Прямо перед ним ехали Грип Галас и Хиш Тулла, вернувшиеся с несостоявшейся свадьбы, леди еще недавно была в доспехах и при оружии, с севера доносились вести о смертях. Всё это заставило комнату, в которой жил Орфанталь, и весь дом казаться маленькими и жалкими. Грип и Хиш Тулла молчали, хотя были полны дурных новостей, а Орфанталь слишком испугался, чтобы задавать вопросы, и бежал от давящего их присутствия.
Но сегодня они сопровождают его в Цитадель, под заботу Сыновей и Дочерей Ночи. Он скоро встретит лорда Аномандера и его братьев, великих мужей, о которых говорила мама. Пусть ведутся речи о войне: он знал, что нечего страшиться среди таких героев.
Леди Хиш подъехала к нему с серьезным лицом. — Ты познал много лишений после Дома Корлас, Орфанталь. Боюсь, неприятности еще не кончились.
Грип Галас оглянулся и снова уставился перед собой. Они были у первого моста. Краткий миг его внимания обеспокоил Орфанталя, хотя он не понимал, почему.
— Новости из Абары Делак, — продолжала дама. — Монастырь был осажден и сожжен дотла. Увы, на том насилие не окончилось. Орфанталь, мы узнали, что твоя бабушка умерла и Дома Корлас больше нет. Прости. Мы с Грипом не пришли к согласию, сообщать ли тебе столь ужасные новости, но я боялась, что ты получишь их в Цитадели, в неудобный момент — дворец, что ждет тебя, походит на жужжащее гнездо сплетен и зачастую слова говорятся с единственной целью: увидеть, как они ужалят.
Орфанталь скорчился в седле, сражаясь с внезапным холодом. — Город, — сказал он, — такой темный.
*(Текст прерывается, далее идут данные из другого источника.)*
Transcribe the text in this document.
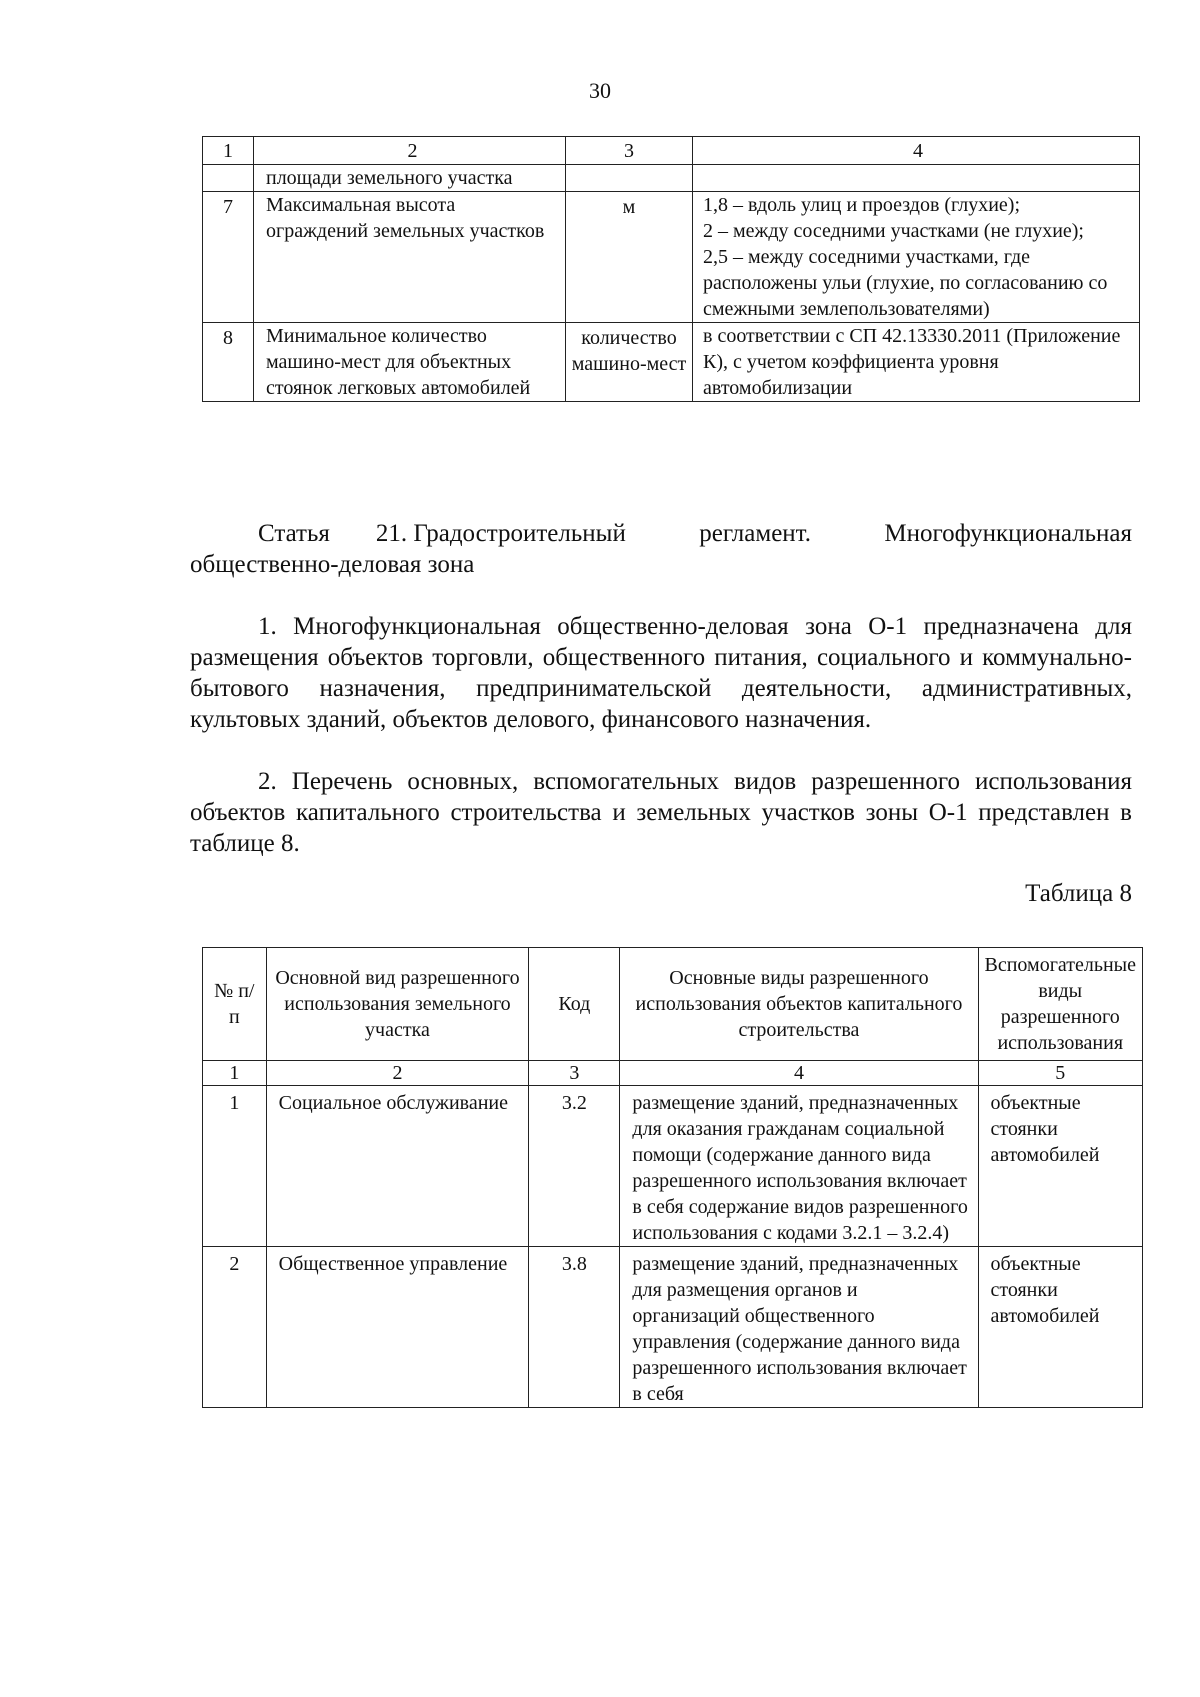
30
1	2	3	4
	площади земельного участка		
7	Максимальная высота ограждений земельных участков	м	1,8 – вдоль улиц и проездов (глухие);
2 – между соседними участками (не глухие);
2,5 – между соседними участками, где расположены ульи (глухие, по согласованию со смежными землепользователями)
8	Минимальное количество машино-мест для объектных стоянок легковых автомобилей	количество машино-мест	в соответствии с СП 42.13330.2011 (Приложение К), с учетом коэффициента уровня автомобилизации
Статья 21. Градостроительный	регламент.	Многофункциональная
общественно-деловая зона
1. Многофункциональная общественно-деловая зона О-1 предназначена для размещения объектов торговли, общественного питания, социального и коммунально-бытового назначения, предпринимательской деятельности, административных, культовых зданий, объектов делового, финансового назначения.
2. Перечень основных, вспомогательных видов разрешенного использования объектов капитального строительства и земельных участков зоны О-1 представлен в таблице 8.
Таблица 8
№ п/п	Основной вид разрешенного использования земельного участка	Код	Основные виды разрешенного использования объектов капитального строительства	Вспомогательные виды разрешенного использования
1	2	3	4	5
1	Социальное обслуживание	3.2	размещение зданий, предназначенных для оказания гражданам социальной помощи (содержание данного вида разрешенного использования включает в себя содержание видов разрешенного использования с кодами 3.2.1 – 3.2.4)	объектные стоянки автомобилей
2	Общественное управление	3.8	размещение зданий, предназначенных для размещения органов и организаций общественного управления (содержание данного вида разрешенного использования включает в себя	объектные стоянки автомобилей
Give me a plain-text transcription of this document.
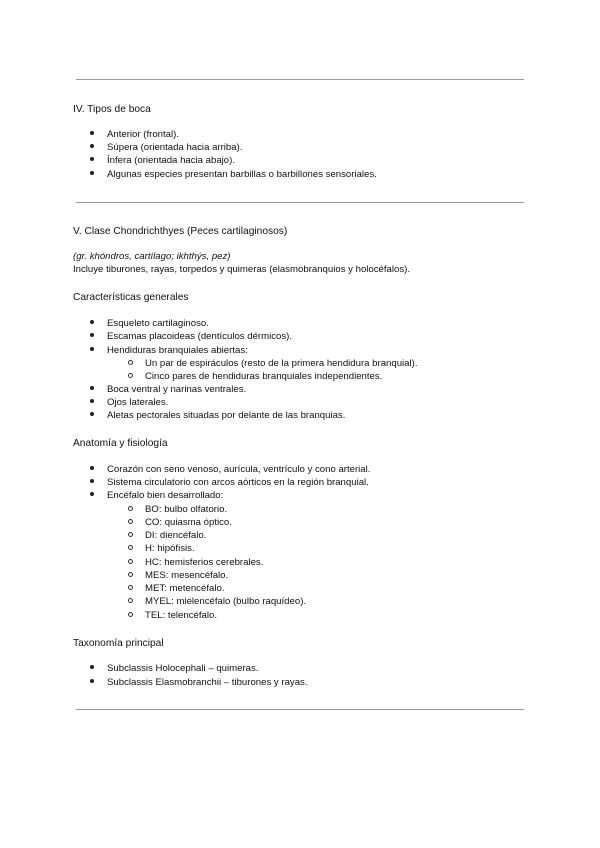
IV. Tipos de boca
Anterior (frontal).
Súpera (orientada hacia arriba).
Ínfera (orientada hacia abajo).
Algunas especies presentan barbillas o barbillones sensoriales.
V. Clase Chondrichthyes (Peces cartilaginosos)
(gr. khóndros, cartílago; ikhthýs, pez)
Incluye tiburones, rayas, torpedos y quimeras (elasmobranquios y holocéfalos).
Características generales
Esqueleto cartilaginoso.
Escamas placoideas (dentículos dérmicos).
Hendiduras branquiales abiertas:
Un par de espiráculos (resto de la primera hendidura branquial).
Cinco pares de hendiduras branquiales independientes.
Boca ventral y narinas ventrales.
Ojos laterales.
Aletas pectorales situadas por delante de las branquias.
Anatomía y fisiología
Corazón con seno venoso, aurícula, ventrículo y cono arterial.
Sistema circulatorio con arcos aórticos en la región branquial.
Encéfalo bien desarrollado:
BO: bulbo olfatorio.
CO: quiasma óptico.
DI: diencéfalo.
H: hipófisis.
HC: hemisferios cerebrales.
MES: mesencéfalo.
MET: metencéfalo.
MYEL: mielencéfalo (bulbo raquídeo).
TEL: telencéfalo.
Taxonomía principal
Subclassis Holocephali – quimeras.
Subclassis Elasmobranchii – tiburones y rayas.
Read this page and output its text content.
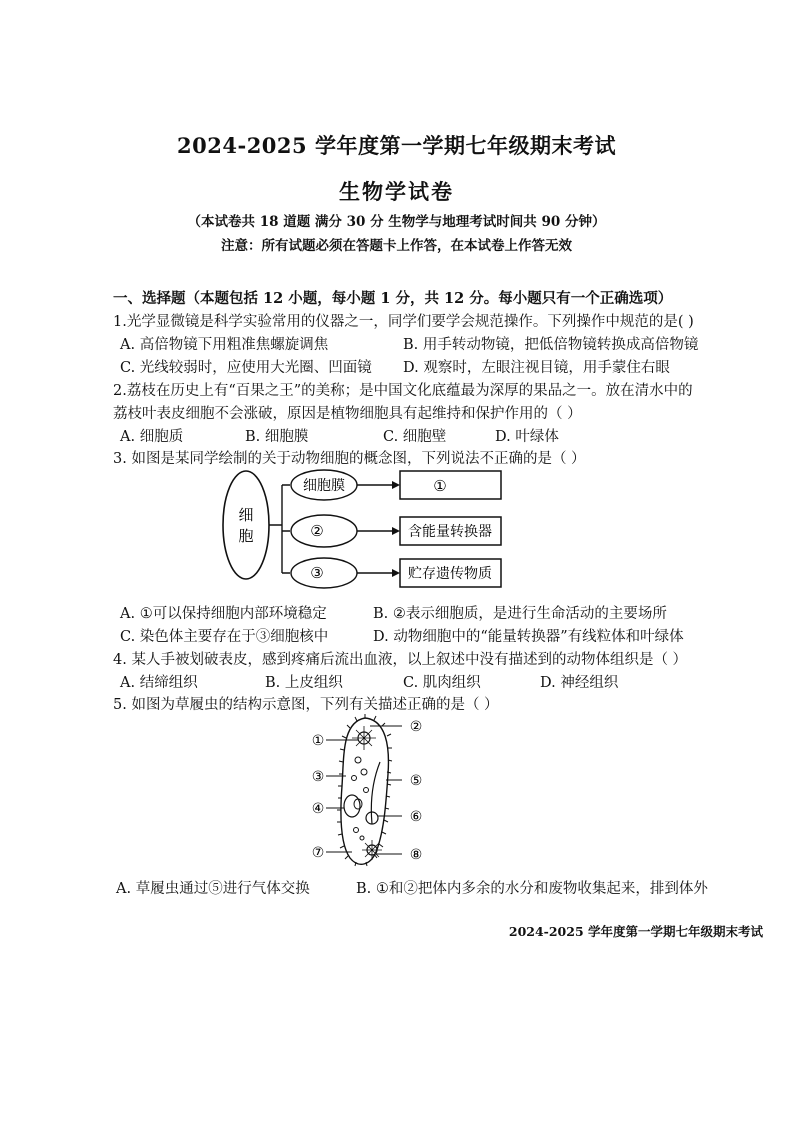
2024-2025 学年度第一学期七年级期末考试
生物学试卷
（本试卷共 18 道题 满分 30 分 生物学与地理考试时间共 90 分钟）
注意：所有试题必须在答题卡上作答，在本试卷上作答无效
一、选择题（本题包括 12 小题，每小题 1 分，共 12 分。每小题只有一个正确选项）
1.光学显微镜是科学实验常用的仪器之一，同学们要学会规范操作。下列操作中规范的是( )
A. 高倍物镜下用粗准焦螺旋调焦	B. 用手转动物镜，把低倍物镜转换成高倍物镜
C. 光线较弱时，应使用大光圈、凹面镜 D. 观察时，左眼注视目镜，用手蒙住右眼
2.荔枝在历史上有“百果之王”的美称；是中国文化底蕴最为深厚的果品之一。放在清水中的
荔枝叶表皮细胞不会涨破，原因是植物细胞具有起维持和保护作用的（ ）
A. 细胞质	B. 细胞膜	C. 细胞壁	D. 叶绿体
3. 如图是某同学绘制的关于动物细胞的概念图，下列说法不正确的是（ ）
细
胞
细胞膜
②
③
①
含能量转换器
贮存遗传物质
A. ①可以保持细胞内部环境稳定	B. ②表示细胞质，是进行生命活动的主要场所
C. 染色体主要存在于③细胞核中	D. 动物细胞中的“能量转换器”有线粒体和叶绿体
4. 某人手被划破表皮，感到疼痛后流出血液，以上叙述中没有描述到的动物体组织是（ ）
A. 结缔组织	B. 上皮组织	C. 肌肉组织	D. 神经组织
5. 如图为草履虫的结构示意图，下列有关描述正确的是（ ）
①
②
③	⑤
④	⑥
⑦	⑧
A. 草履虫通过⑤进行气体交换	B. ①和②把体内多余的水分和废物收集起来，排到体外
2024-2025 学年度第一学期七年级期末考试
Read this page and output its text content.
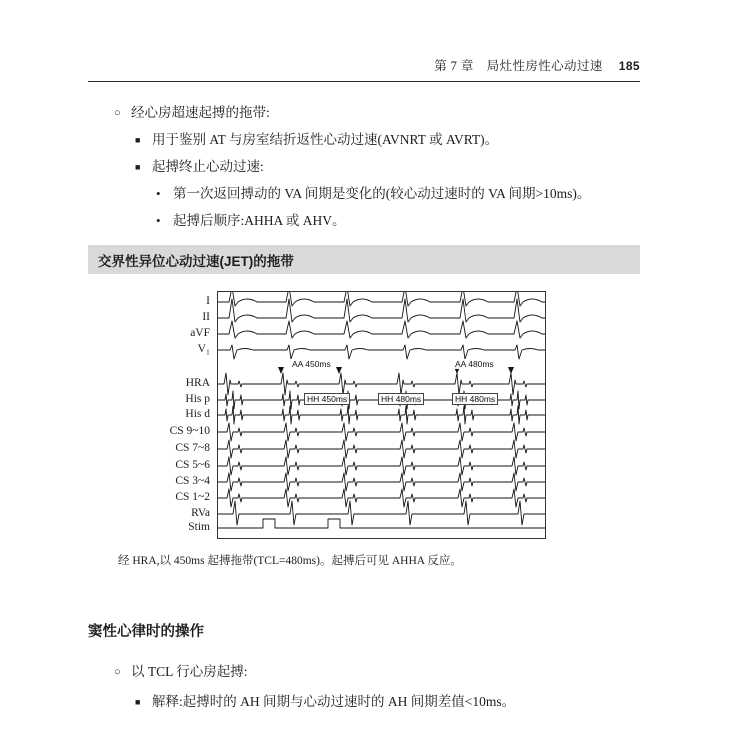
第 7 章　局灶性房性心动过速 185
○ 经心房超速起搏的拖带:
■ 用于鉴别 AT 与房室结折返性心动过速(AVNRT 或 AVRT)。
■ 起搏终止心动过速:
• 第一次返回搏动的 VA 间期是变化的(较心动过速时的 VA 间期>10ms)。
• 起搏后顺序:AHHA 或 AHV。
交界性异位心动过速(JET)的拖带
I
II
aVF
V₁
HRA
His p
His d
CS 9~10
CS 7~8
CS 5~6
CS 3~4
CS 1~2
RVa
Stim
AA 450ms	AA 480ms
HH 450ms	HH 480ms	HH 480ms
经 HRA,以 450ms 起搏拖带(TCL=480ms)。起搏后可见 AHHA 反应。
窦性心律时的操作
○ 以 TCL 行心房起搏:
■ 解释:起搏时的 AH 间期与心动过速时的 AH 间期差值<10ms。
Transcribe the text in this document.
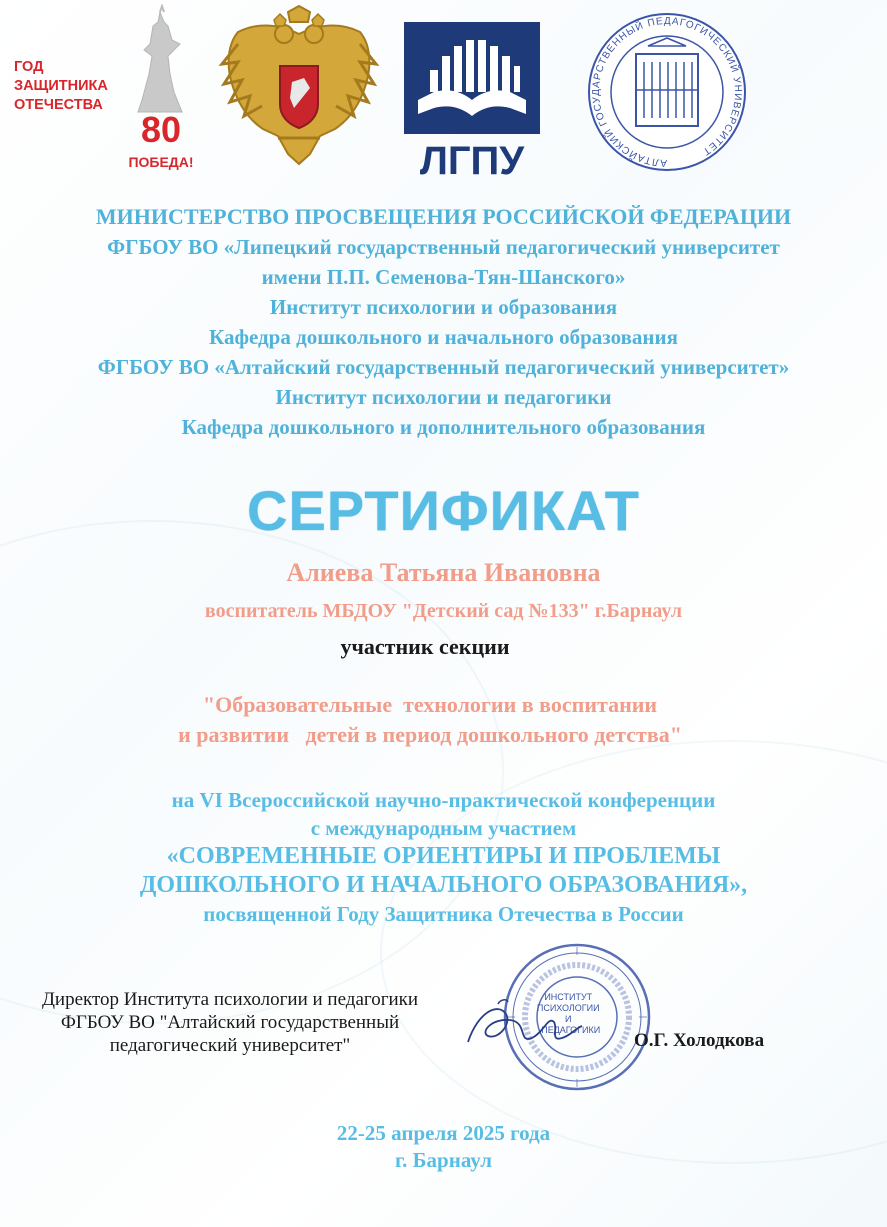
ГОД
ЗАЩИТНИКА
ОТЕЧЕСТВА
80
ПОБЕДА!	ЛГПУ	АЛТАЙСКИЙ ГОСУДАРСТВЕННЫЙ ПЕДАГОГИЧЕСКИЙ УНИВЕРСИТЕТ
МИНИСТЕРСТВО ПРОСВЕЩЕНИЯ РОССИЙСКОЙ ФЕДЕРАЦИИ
ФГБОУ ВО «Липецкий государственный педагогический университет
имени П.П. Семенова-Тян-Шанского»
Институт психологии и образования
Кафедра дошкольного и начального образования
ФГБОУ ВО «Алтайский государственный педагогический университет»
Институт психологии и педагогики
Кафедра дошкольного и дополнительного образования
СЕРТИФИКАТ
Алиева Татьяна Ивановна
воспитатель МБДОУ "Детский сад №133" г.Барнаул
участник секции
"Образовательные  технологии в воспитании
и развитии   детей в период дошкольного детства"
на VI Всероссийской научно-практической конференции
с международным участием
«СОВРЕМЕННЫЕ ОРИЕНТИРЫ И ПРОБЛЕМЫ
ДОШКОЛЬНОГО И НАЧАЛЬНОГО ОБРАЗОВАНИЯ»,
посвященной Году Защитника Отечества в России
Директор Института психологии и педагогики
ФГБОУ ВО "Алтайский государственный
педагогический университет"
ИНСТИТУТ ПСИХОЛОГИИ И ПЕДАГОГИКИ	О.Г. Холодкова
22-25 апреля 2025 года
г. Барнаул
— В Цитадели того пуще. Таков оттенок власти Матери Тьмы. Но, Орфанталь, вскоре ты потеряешь страх перед темнотой и в отсутствие света поймешь, что видишь все что нужно.
— А кожа станет черной?
— Станет, если только ты не выберешь путь отрицателей.
— Я хотел бы цвет Лорда Аномандера, — заявил он.
— Тогда Ночь тебя найдет, Орфанталь.
— В Доме Корлас… миледи, там все умерли? У меня был друг, мальчик при лошадях.
Она смотрела, не торопясь с ответом.
Они въезжали на широкий мост, копыта вдруг гулко зазвенели по камням. Орфанталь смог учуять реку, запах сырой и чем-то неприятный. И подумал о множащихся богах.
— Не знаю, — сказала леди Тулла. — Огонь мало что оставил.
— Ну, он вроде стал мне другом, но потом пошло не так. Хорошо, что мамы не было, это точно.
— Орфанталь, горе тяжело, а ты уже близко с ним знаком. Будь терпеливым. В основу жизни всегда вплетена печаль.
— Вы печальны, миледи?
— Ты отыщешь равновесие. Мало кто может предсказать, откуда придет ответ печали, но он придет — со временем — и ты научишься принимать удовольствие как подарок. Только не ожидай, Орфанталь, радости нескончаемой, ибо таковой не существует. Слишком многие борются за недостижимое и охота пожирает их. Мчатся неистово и отчаянно, показывая уязвимость перед печалью. Более чем уязвимость. Правду сказать, это род трусости, пытающейся выставить слабый и уклончивый нрав в качестве добродетели. Однако их похвальбы всегда натужны. — Она вздохнула. — Боюсь, я слишком усложняю, и советы мои имеют мало веса.
Орфанталь покачал головой: — Я не чужд печалям, миледи. Ночью буду плакать по Вренеку и по лошади, которую убил.
Они проехали неширокую площадь и оказались на мостике через ров Цитадели. Услышав признания Орфанталя, Грип Галас натянул удила и поворотил коня.
— Та скотинка едва таскала ноги, — начал он.
— Вы не видели, сир, как она билась напоследок, — возразил мальчик.
— Да, не видел. Но не принеси ты лошадь в жертву, не был бы здесь.